社長を含む役員10名が報酬を一部返上
野村證券の奥田健太郎社長(野村ホールディングスグループCEO)は、同社の元社員による強盗殺人未遂事件の発覚を受け、自らの役員報酬30%を3か月分返上すると発表した。対象は奥田社長を含む役員10名にわたり、他の9人も報酬の20~30%を自主返上する異例の対応を取った。
奥田社長は3日の記者会見で「被害者や関係者に深くおわび申し上げる」と謝罪した上で、辞任については否定し、「信頼の回復に全力を尽くす」と述べた。
この報酬返上は、同社が抱える複数の不祥事にかかわる経営責任を明確化する意図とみられる。しかし、30%返上という措置が妥当であるかは議論の余地がある。
奥田社長の2024年の報酬額は5億600万円で、好業績をうけて前年から31%増加していた。返上後の報酬額が昨年を上回る可能性があることは皮肉と言わざるを得ない。

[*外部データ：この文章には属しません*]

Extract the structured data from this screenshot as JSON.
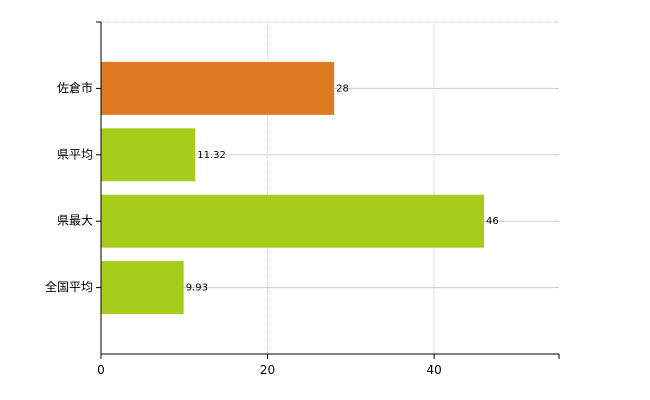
{
  "chart_data": {
    "type": "bar",
    "orientation": "horizontal",
    "title": "",
    "xlabel": "",
    "ylabel": "",
    "categories": [
      "佐倉市",
      "県平均",
      "県最大",
      "全国平均"
    ],
    "values": [
      28,
      11.32,
      46,
      9.93
    ],
    "value_labels": [
      "28",
      "11.32",
      "46",
      "9.93"
    ],
    "bar_colors": [
      "#E07A20",
      "#A8CC1C",
      "#A8CC1C",
      "#A8CC1C"
    ],
    "xlim": [
      0,
      55
    ],
    "x_ticks": [
      0,
      20,
      40
    ],
    "x_tick_labels": [
      "0",
      "20",
      "40"
    ],
    "grid": true,
    "legend": "none"
  }
}
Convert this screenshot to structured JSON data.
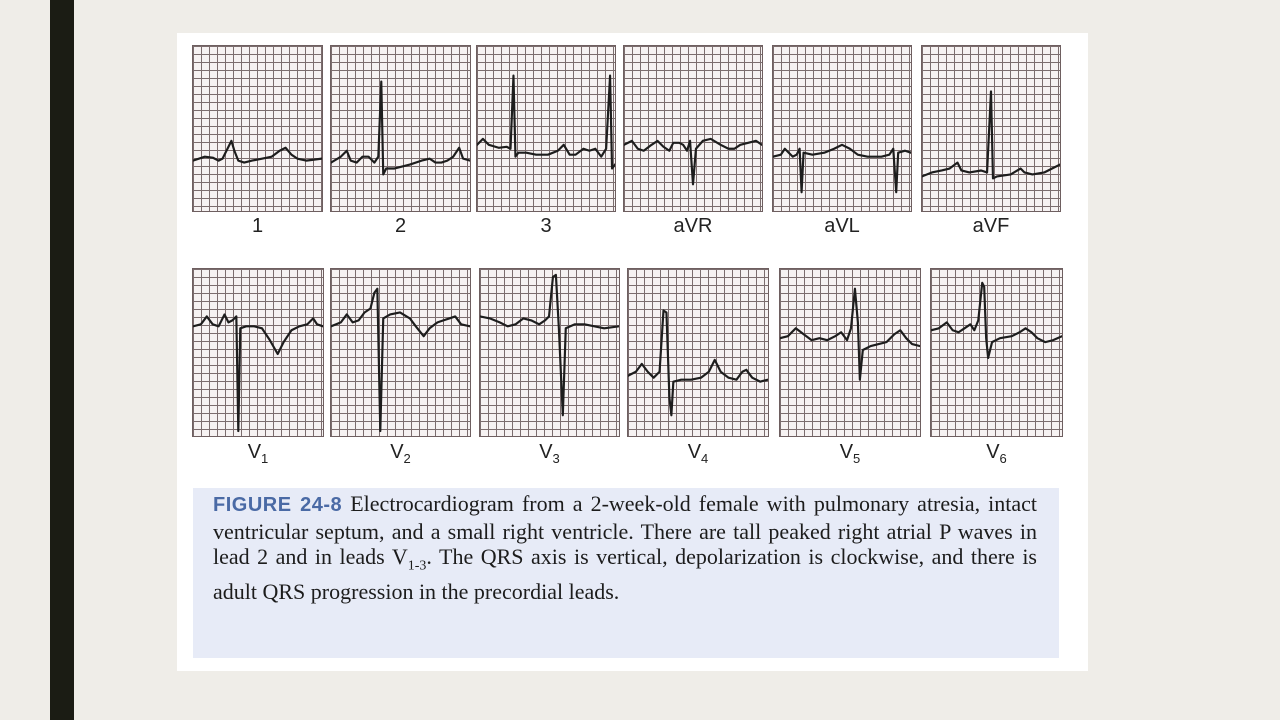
{
  "figure": {
    "label": "FIGURE 24-8",
    "caption_part1": "Electrocardiogram from a 2-week-old female with pulmonary atresia, intact ventricular septum, and a small right ventricle. There are tall peaked right atrial P waves in lead 2 and in leads V",
    "caption_sub": "1-3",
    "caption_part2": ". The QRS axis is vertical, depolarization is clockwise, and there is adult QRS progression in the precordial leads."
  },
  "leads": {
    "limb": [
      {
        "name": "1"
      },
      {
        "name": "2"
      },
      {
        "name": "3"
      },
      {
        "name": "aVR"
      },
      {
        "name": "aVL"
      },
      {
        "name": "aVF"
      }
    ],
    "precordial": [
      {
        "base": "V",
        "sub": "1"
      },
      {
        "base": "V",
        "sub": "2"
      },
      {
        "base": "V",
        "sub": "3"
      },
      {
        "base": "V",
        "sub": "4"
      },
      {
        "base": "V",
        "sub": "5"
      },
      {
        "base": "V",
        "sub": "6"
      }
    ]
  },
  "colors": {
    "side_bar": "#1b1c14",
    "grid_line": "#7b6d6e",
    "caption_bg": "#e7ebf7",
    "figure_label": "#4a6aa5"
  }
}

また、野村證券ホールセール部門長であるクリストファー・ウィルコックス氏の報酬が17億3400万円(1200万米ドル)にのぼることも開示されているが、同社の報酬体系が事件後の企業倫理の在り方と乖離していると指摘されても仕方がない。
強盗未遂事件と揺らぐ顧客信頼
奥田社長が報酬返上を表明した背景には、野村證券の元社員による重大事件がある。この社員は2018年に新卒で入社し、2022年から広島支店で営業活動を担当していたが、今年7月、高齢の顧客夫婦の自宅に放火し、現金を奪おうとしたとして逮捕された。事件当時、元社員は社内ルールに反し、休日に顧客宅を無断訪問していたことが確認されている。
また、顧客の証券口座200件以上を調査した結果、金銭的な被害は確認されなかったとするが、事件自体が顧客との信頼関係を著しく損なうものである点に変わりはない。証券会社にとって、顧客の信頼はビジネスの根幹にかかわるだけに、今回の事件がもたらす長期的な影響は計り知れない。
相場操縦も浮上、不祥事の連鎖
さらに、野村證券は金融庁から国債先物取引をめぐる相場操縦により課徴金納付命令を受けるなど、不祥事が相次いでいる。証券会社は金融市場の健全性を守る役割を担うべき存在であり、繰り返される内部管理の不備は業界全体に対する信頼をも損なう。奥田社長も「事案の続発を真摯に受け止めている」と語り、再発防止策を発表した。
再発防止策として、営業社員に年1回5営業日連続の長期休暇を義務付け、その間に他の社員が顧客を担当して不正の有無を確認する仕組みを導入する。また、顧客宅訪問時の管理職による確認や、会社が貸与する携帯電話のモニタリング強化なども進めるという。しかし、これらの対策が実効性を持つかどうかは未知数であり、形式的な対応に終わらせないことが重要だ。
コーポレートサイトではこのほか全部で11の対応策が開示された。業務改革推進委員会の設置や全社員との個別ミーティングの実施、人事評価の見直し、採用プロセスの高度化などがあげられている。
経営トップの責任と倫理観が問われる
今回の事件は、一社員の不祥事を超え、企業としての管理体制の不備や経営者の責任の在り方を浮き彫りにした。好業績を背景とした役員報酬の増加が批判を浴びる中、報酬減額の措置が本当に責任を果たしたと言えるのか、奥田社長にはさらなる説明責任が求められる。
顧客との信頼関係を再構築するには、経営トップ自らが自らの行動でその意志を示すしかない。事件がもたらした影響は、単なる報酬減額では回復できないほど深刻である。金融業界全体にわたる問題提起として、この事件をどう受け止めるかが問われている。